Грачев выступил из-за занавески и согнул чуть руки, горячие от бега крови.

Ваня повернулся. Он разглядывал ключи — те ему дали или не те.И вдруг он почуял, что в темноте перед ним кто-то есть. он прищурился, и Грачев рванулся вперед, отбил руки с прозвеневшими ключами в сторону, придвинулся плотнее еще, и коротко, резко саданул поддых, в мягкое, вздрогнувшее, мясное, сквозь одежду.

Ваня вскрикнул, нелепо, истошно, мотнулся назад, ослепнув от боли, раскрывшись, и Грачев ступил за ним, впритирку и без перерыва: левой в лицо, а потом, вслед посильней и весомей — правой, уже по падающему, вдогон.

Ваня рухнул подкошенным, сбив раскинутыми руками карандашницу и календарь со стола, и здорово приложился затылком.

Администратор печально смотрела, как отражается в синей, застекленной ночи багровая муха ее сигареты.

Грачев подождал, пока Ваня решит открыть глаза, и сунул к его лицу поближе свой сапог.

Вера Александровна, недовольно покряхтывая, нагнулась подбирать с пола рассыпанные карандаши.

Ваня повозился на полу, выдохнул пару раз, простонал что-то невнятное и уставшее, и сел, и трогал не своей будто рукой морщившееся лицо, здесь и там, и затылок, там, где болело.

— Мразь, — сказал ему Грачев. — Я отпустил ее давно. Но для тебя этим не кончится. Еще не все.

Ваня увидел его с трудом, его изнурял свет и боль, и несмело, презрительно он говорил:

— Ну… Ну вот зачем ты себе портишь жизнь? Совсем ведь испортил. Ну зачем, а?— и махнул рукой, оскалившись, —а, ладно… Иди теперь. Еще посмотришь, увидишь. Посмотрим. Беги теперь.

Вера Александровна перегнулась через стол и протянула вниз руку:

— А ну-ка, дай ты мне эти ключи. А то ищи потом, ходи.

В коридоре, как мумия, застыл первокурсник. Грачев, проходя мимо него вдруг поинтересовался:

— А вот вы, кстати говоря, не знаете: правду говорят, что сифилис лечится в две недели?

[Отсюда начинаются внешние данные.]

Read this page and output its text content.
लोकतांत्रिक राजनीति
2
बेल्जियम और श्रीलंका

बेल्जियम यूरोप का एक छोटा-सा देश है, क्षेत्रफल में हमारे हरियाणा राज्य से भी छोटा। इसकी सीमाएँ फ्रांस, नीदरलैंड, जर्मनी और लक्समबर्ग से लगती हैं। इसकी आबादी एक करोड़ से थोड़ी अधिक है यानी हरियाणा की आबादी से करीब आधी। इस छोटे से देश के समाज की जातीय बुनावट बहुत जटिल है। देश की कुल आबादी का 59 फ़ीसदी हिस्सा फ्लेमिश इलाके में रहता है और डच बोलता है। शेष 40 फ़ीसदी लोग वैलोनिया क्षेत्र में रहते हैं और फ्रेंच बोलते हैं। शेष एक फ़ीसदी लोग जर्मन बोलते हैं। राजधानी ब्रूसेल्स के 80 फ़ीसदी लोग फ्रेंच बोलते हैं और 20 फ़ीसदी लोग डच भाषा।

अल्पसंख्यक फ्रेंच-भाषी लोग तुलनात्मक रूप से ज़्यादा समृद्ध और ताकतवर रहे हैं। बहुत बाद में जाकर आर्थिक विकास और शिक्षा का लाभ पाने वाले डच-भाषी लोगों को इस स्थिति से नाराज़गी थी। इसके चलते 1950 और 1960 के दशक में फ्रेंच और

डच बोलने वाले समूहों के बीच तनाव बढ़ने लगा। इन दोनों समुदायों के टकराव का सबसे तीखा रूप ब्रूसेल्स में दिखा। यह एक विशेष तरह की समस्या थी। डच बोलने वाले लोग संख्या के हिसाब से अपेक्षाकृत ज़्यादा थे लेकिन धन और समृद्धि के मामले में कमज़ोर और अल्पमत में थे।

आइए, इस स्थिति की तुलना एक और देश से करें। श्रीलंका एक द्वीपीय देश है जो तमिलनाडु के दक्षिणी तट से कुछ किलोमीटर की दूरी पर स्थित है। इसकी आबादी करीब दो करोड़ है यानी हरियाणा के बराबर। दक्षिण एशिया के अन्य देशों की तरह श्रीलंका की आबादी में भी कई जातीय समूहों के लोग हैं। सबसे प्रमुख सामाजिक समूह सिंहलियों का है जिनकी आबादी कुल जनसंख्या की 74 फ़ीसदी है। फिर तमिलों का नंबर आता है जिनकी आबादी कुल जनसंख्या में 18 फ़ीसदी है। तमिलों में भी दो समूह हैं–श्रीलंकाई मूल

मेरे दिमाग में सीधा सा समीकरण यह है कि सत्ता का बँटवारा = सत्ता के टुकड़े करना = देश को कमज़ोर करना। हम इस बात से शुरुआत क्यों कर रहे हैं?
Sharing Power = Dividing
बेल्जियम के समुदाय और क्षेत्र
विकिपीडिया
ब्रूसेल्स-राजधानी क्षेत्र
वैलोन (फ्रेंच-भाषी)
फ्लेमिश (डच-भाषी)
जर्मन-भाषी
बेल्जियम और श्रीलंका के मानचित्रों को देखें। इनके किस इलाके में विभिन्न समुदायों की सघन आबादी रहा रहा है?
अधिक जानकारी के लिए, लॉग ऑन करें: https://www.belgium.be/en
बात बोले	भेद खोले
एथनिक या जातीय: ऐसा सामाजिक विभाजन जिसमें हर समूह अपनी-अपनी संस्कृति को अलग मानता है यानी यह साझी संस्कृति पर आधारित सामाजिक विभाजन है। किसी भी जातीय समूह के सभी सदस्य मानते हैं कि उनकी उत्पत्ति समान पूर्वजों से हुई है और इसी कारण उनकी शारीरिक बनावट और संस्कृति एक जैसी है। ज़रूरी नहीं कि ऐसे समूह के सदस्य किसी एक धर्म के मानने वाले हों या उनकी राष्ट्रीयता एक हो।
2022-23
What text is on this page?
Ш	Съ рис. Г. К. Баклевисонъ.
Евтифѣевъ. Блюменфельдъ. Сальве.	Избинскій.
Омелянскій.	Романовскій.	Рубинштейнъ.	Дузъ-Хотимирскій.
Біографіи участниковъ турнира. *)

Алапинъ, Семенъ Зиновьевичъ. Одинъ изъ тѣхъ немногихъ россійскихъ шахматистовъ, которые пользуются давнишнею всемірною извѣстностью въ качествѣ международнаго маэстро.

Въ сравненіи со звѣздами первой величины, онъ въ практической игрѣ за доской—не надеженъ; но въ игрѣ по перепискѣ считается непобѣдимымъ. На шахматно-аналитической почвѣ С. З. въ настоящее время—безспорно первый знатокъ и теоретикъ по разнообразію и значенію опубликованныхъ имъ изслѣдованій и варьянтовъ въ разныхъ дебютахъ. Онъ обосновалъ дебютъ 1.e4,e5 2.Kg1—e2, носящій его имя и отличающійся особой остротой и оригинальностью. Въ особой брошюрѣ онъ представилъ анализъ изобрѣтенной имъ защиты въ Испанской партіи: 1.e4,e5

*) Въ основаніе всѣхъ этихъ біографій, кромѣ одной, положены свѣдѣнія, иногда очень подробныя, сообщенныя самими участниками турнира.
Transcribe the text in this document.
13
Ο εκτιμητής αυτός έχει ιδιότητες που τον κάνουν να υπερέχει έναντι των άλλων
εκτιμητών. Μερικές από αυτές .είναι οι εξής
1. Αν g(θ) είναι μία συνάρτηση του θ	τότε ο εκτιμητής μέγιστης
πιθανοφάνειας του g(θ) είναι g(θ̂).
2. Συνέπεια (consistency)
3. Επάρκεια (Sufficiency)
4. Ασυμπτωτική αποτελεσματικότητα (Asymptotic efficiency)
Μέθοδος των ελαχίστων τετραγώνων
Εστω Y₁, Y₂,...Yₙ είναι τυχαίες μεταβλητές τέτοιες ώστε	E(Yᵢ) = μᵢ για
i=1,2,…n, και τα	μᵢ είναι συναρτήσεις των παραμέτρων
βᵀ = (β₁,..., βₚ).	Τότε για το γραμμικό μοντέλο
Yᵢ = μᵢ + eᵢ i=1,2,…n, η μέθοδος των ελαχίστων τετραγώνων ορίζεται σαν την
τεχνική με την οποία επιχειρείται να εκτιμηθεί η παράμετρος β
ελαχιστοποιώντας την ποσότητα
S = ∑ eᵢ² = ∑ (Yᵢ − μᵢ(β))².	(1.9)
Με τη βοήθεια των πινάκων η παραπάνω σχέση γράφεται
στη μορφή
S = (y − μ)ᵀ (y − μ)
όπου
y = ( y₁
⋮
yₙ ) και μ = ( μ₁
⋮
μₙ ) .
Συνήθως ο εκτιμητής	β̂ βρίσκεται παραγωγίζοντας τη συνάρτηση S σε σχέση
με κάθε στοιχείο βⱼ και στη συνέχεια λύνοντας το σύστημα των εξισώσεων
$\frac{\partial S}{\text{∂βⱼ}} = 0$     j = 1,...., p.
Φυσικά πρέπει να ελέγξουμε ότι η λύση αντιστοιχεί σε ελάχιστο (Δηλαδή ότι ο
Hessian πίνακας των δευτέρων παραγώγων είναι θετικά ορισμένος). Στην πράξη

Первокурсник закрыл за очками глаза.

Внизу у столовой гудели лампы и влажно дрожали отражением на каменном полу, вытертом шваброй уборщицы; долготерпеливые товарищи ждали очередь на междугородный телефон-автомат, пересыпая чешуйки мелочи на ладони, уборщица перетаскивала ведро дальше и опять начинала тереть, спрятав в карман потерянный теннисный шарик, теннисный стол стоял пустой, но сетка еще натянута и лежали ракетки: розовая и синяя, и Грачев подошел поближе.

Хруль сидел на скамеечке с тихонькой маленькой девушкой, ждущей телефон, и, ероша лапой прическу, живо болтал, постукивая кроссовкой о пол: та-да-дах, та-да-дах…

— Вот, нет, вы, девушка, не поверите, а я — честное слово! Кот был, урчал вот так: ур-ррр, хах-ха, так. И бока, такие вот, толстые бока, они вот так вот ходили, вот так вот— бочонок, правда! Но лени-ивый, лежень, и побродяга! Ночью не усидит. Тыкаю мордой в дыру: крысы, Кузя, крысы нас заедят! Не-а, только ночь, к дверям подходит и орет: Мяв! Мя-а-ав! Мяа-а-ав! — Хруль быстро посмотрел, как Грачев берет ракетку со стола и шлепает ею по ладони. — Я его с вот такого вот выкормил, как мама. Соску из тряпки делал. Ведь ночей не спал, грудью почти что кормил, ха-ха, — Хруль оперся поудобней на скамеечку и запечалился, — и бросили с шестнадцатого этажа. Рука поднялась у кого-то, эх. Похоронили. Как кошки теперь без него… У него же потомства… Толпы! Давал, короче. шороху. котяра. А теперь — конец, все, отгулялся. Вот Грачев его помнит. Чего тебе, Грачев? Сыграть хочешь? А мы тут шарик куда-то закатили.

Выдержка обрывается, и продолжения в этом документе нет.